Cette décision «n'est qu'une étape dans la procédure, il y a encore beaucoup d'étapes avant que Hank Skinner puisse être libéré ou même obtenir des tests ADN», a analysé pour l'AFP Richard Dieter, directeur du Centre d'informations sur la peine de mort.

«Elle ne fait que lui garantir le droit de se battre en justice, et au moins, il est vivant pour le faire», a-t-il ajouté.

Enfermé depuis plus de 15 ans dans le couloir de la mort, Hank Skinner a échappé le 24 mars dernier in extremis à son exécution. Le sursis de la Cour suprême était tombé quarante-cinq minutes avant l'heure de l'injection mortelle.

«On peut être partis pour plusieurs années», a confirmé Mme Skinner, en assurant que les «cours texanes sont très souvent en opposition avec la Cour suprême». Elle a même évoqué la possibilité que le Texas fixe une nouvelle date d'exécution à un moment de la procédure.

La ministre de la Justice du Texas, Lynn Switzer refuse de fournir les échantillons de taches de sangs et de particules relevées sous les ongles de la victime au motif que l'avocat du condamné avait refusé qu'ils soient analysés au moment du procès en 1995.

L'accusation avait alors démontré la présence de l'accusé sur les lieux du drame, c'est-à-dire chez lui, un fait qu'il ne conteste pas. Mais il assure que seul un tiers a pu agir puisqu'il était évanoui lorsque les crimes ont été perpétrés.
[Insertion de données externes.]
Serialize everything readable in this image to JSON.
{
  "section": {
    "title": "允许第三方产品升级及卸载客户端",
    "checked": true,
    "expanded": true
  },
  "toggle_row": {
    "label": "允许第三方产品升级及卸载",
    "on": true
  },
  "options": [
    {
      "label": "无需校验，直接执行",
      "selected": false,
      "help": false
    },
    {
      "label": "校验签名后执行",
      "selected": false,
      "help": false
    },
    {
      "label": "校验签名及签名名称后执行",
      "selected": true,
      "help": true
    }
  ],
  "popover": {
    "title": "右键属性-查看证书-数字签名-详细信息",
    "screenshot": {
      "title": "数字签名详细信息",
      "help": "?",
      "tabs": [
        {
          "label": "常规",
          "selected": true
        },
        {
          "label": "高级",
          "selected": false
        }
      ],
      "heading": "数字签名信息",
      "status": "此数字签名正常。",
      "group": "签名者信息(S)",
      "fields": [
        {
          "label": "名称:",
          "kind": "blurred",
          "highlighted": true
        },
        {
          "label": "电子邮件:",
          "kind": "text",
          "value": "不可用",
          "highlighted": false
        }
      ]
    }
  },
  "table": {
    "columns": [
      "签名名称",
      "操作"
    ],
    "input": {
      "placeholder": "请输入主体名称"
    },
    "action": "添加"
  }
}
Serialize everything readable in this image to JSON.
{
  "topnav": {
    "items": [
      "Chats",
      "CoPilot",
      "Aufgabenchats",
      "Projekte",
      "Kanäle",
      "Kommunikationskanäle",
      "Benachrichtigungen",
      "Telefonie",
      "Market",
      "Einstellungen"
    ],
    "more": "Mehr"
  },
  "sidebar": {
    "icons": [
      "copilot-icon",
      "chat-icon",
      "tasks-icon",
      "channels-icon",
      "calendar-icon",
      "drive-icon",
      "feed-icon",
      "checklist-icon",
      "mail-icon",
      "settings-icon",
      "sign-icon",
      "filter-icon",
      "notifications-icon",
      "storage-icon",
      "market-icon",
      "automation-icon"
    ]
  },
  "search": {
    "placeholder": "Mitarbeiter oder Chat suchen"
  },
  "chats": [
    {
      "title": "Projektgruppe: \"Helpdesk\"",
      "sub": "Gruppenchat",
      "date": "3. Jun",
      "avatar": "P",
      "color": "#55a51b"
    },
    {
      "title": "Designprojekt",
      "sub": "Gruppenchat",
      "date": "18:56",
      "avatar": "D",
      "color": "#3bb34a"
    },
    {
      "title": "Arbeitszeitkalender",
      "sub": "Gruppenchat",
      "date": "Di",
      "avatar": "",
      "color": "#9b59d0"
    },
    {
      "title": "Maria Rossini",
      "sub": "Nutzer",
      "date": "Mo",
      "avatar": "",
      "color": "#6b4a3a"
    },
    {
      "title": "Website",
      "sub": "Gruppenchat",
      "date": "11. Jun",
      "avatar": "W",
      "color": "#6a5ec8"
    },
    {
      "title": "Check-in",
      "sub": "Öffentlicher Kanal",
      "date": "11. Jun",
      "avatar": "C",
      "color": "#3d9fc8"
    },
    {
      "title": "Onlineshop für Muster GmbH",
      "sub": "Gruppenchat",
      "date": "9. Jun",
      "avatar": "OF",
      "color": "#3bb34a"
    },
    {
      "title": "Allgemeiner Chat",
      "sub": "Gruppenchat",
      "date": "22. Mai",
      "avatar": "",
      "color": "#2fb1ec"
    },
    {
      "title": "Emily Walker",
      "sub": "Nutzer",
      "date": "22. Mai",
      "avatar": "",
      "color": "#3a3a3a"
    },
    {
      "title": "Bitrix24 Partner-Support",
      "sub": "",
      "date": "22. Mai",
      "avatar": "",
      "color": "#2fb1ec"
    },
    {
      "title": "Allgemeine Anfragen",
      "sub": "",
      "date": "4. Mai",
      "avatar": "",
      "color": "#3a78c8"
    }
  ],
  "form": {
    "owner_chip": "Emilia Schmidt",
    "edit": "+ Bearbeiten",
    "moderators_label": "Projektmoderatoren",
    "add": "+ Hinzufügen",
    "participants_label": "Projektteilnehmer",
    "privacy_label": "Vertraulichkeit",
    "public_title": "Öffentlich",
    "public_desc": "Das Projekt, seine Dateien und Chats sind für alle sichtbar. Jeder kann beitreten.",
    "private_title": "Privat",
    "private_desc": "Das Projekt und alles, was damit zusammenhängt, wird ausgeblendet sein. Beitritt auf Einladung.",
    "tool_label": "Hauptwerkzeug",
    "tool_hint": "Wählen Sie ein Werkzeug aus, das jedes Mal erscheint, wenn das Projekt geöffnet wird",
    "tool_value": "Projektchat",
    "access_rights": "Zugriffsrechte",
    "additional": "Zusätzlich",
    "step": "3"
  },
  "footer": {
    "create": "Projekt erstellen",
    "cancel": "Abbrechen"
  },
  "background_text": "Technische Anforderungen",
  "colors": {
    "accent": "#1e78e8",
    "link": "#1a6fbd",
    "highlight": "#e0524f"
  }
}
La présence d'un cocktail d'anxiolytiques, d'antidouleurs et d'alcool dans son organisme avait été confirmée par une prise de sang.

Sa femme avec laquelle il a commencé à correspondre en 1996 et qu'il n'a pas droit de voir a assuré à l'AFP qu'il était «très fragile psychologiquement et nerveusement» depuis qu'il a failli être exécuté.

Elle ne pouvait dire s'il avait été prévenu lundi de la décision de la Cour suprême. «La prison lui pourrit la vie en ce moment», a-t-elle expliqué. «On fait tout pour qu'il dégoupille, parce que ça aurait été tellement bien, avant cette décision, de dire qu'il était violent, dangereux, qu'il avait attaqué un gardien».